This enterprising and astonishingly ambitious little theatre in the heart of London continues to break new ground, and now, not only are they presenting a rare full-scale production of nine of the ten plays Noel Coward wrote for his one-act-cycle, ‘Tonight at 8.30‘, they are also – under the careful tutelage of Artistic Director, Tom Littler – offering a companion trilogy of new dramas ‘inspired’ by the Coward plays.
Democratically, and with optimum fairness, there was an open invitation put out to all authors to submit an application – a handful of pages and synopsis of a projected play ‘inspired’ by ‘Still Life’ (perhaps the best known of the ‘Tonight at 8.30’ plays). Hundreds were sent in and these were all read; out of them, a shortlist of 8 possible authors were put for final selection by a stellar industry panel (including Fiona Mountford, the Evening Standard’s chief theatre critic). The winning three (all by women), were then given free choice over which play to respond to and create a brand new one-act drama. And those plays have now made it to the stage with a company of three (all women) actors performing them, and directed by Deputy Director of the theatre, Stella Powell-Jones. With female set and costume designers, too, no-one could ever accuse this production of doing too little to promote the work of women in the arts.
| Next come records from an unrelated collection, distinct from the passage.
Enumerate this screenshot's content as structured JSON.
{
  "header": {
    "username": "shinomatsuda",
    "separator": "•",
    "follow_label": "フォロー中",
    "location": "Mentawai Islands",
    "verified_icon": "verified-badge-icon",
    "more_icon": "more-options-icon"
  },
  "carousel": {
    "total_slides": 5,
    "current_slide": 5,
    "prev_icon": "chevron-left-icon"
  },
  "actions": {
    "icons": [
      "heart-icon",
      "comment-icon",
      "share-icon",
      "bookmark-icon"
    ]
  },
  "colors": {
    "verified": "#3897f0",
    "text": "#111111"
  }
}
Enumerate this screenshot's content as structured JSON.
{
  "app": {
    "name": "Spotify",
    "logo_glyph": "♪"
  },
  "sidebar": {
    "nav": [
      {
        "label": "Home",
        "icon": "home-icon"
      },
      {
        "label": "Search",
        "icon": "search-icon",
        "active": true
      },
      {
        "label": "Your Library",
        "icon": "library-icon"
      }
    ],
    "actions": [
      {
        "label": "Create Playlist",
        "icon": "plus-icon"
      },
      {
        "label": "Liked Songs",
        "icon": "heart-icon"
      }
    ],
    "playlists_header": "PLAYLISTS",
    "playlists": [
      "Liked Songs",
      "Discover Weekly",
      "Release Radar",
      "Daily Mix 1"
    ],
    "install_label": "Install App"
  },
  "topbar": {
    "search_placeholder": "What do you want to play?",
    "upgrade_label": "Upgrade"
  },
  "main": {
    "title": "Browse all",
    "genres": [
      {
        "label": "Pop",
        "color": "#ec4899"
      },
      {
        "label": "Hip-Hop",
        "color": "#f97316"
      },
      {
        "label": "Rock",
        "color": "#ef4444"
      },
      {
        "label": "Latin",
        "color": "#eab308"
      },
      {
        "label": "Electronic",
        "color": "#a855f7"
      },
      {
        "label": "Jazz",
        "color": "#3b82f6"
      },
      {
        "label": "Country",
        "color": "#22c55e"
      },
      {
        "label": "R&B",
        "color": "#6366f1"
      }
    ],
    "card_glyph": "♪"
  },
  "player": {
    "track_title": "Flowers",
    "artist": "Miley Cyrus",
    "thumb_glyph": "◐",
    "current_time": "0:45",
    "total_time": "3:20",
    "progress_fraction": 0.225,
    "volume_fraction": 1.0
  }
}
Coward’s cycle of plays is a virtuoso display of brilliant mastery of technique – any technique – and most of them succeed in marrying extraordinary experimentation in form and style with a tough authorial agenda that doesn’t take any prisoners, although most of the plays tie up their packages in the bright, colourful paper of wit and distraction. It is a brave writer indeed who is prepared to put their work on the block of comparison by reaching down into the rich wellspring of material Coward has brought together.
Curiously, then, what we get here offers a remarkably consistent picture. All the writers take up Coward’s bright verbal manner, packing their scripts with elegantly turned phrases, the occasional aphorism… and parallels with his works – lots of them, not just the ‘Tonight at 8.30’ plays – abound. But what is absent is any sense of formal adventure or technical ambition: the drama here is of the conservative, fairly predictable kind where each actor plays one role, and that role remains solid and anchored to the real world.
In the first, ‘Smite’, by Morna Young, we have not moved very far from the ‘source’ inspiration, the Somerset Maugham-like ‘The Astonished Heart’. The director seems to underline this with blocking that is astonishingly static: characters retain a single stance for extended periods that remind one of Wieland Wagner at his most austere. The lack of naturalness becomes not only mannered, but arch. Against the prison of this direction Laura Morgan as the housekeeper-turned-heiress scores a series of hits with miraculously detailed and alive delivery of the thoughtfully written lines – she’s a terrific talent and we are sure to see and hear a great deal more from her in the years to come; sadly, Laila Pyne as the widow discovering – too late – the true nature of her husband’s double-life is hamstrung by a one-note characterisation that swiftly runs into the ground.
Things improve massively in the second play, Emma Harding’s ‘The Thing Itself’ (apparently drawn after the almost existentialist ‘Shadow Play’, but sounding an awful lot like a precis of, ‘The Killing of Sister George’), but not because of any virtues in the script: it is entirely due to Elaine Claxton’s commanding turn as the older woman, whom she plays with ample ‘West End’ grace and cleverness, making us like her enormously. If that fondness is not sufficient to make sense of the oddly halting plot, then that is no fault of Miss Claxton’s. Pyne again has a fairly one-note characterisation to work with as the younger woman leaving the relationship. And Morgan once more walks off with the best overall part, as the ghost come back to haunt the living (yes… VERY much in the school of ‘Blithe Spirit’… but without the clarity or pacing… or humour).
With some relief, one senses, Pyne throws herself into the third play, Jenny Ayres’ ‘Glimpse’, ostensibly a contemporary response to ‘Still Life’, and she gets a marvellously dynamic and energetic character to work with, an early 1990s (so much for contemporary) British Rail station worker. Against her, Elaine Claxton has to play a kind of ‘Lady in the Van’ as the Bag Lady on the Bench: it may have seemed like a good idea on paper, but one wonders where Ayres’ heart is in all this, until Claxton’s super monologue in which she opens up her (rather distant war-time) past and gives us something that sounds like a pretty robust narrative.
As an exercise, it may have produced mixed results this time around, but such ventures are surely worth developing. Possibly, it may not be the easiest thing to do for a new writer to stand on the shoulders of one of the greatest imaginative personalities of the last century, and then to try and come up with something that bears comparison with his work. Maybe another approach could be taken. We’ll see. In the meantime, it’s a neat and tidy production, efficiently delivering a couple of hours of theatre.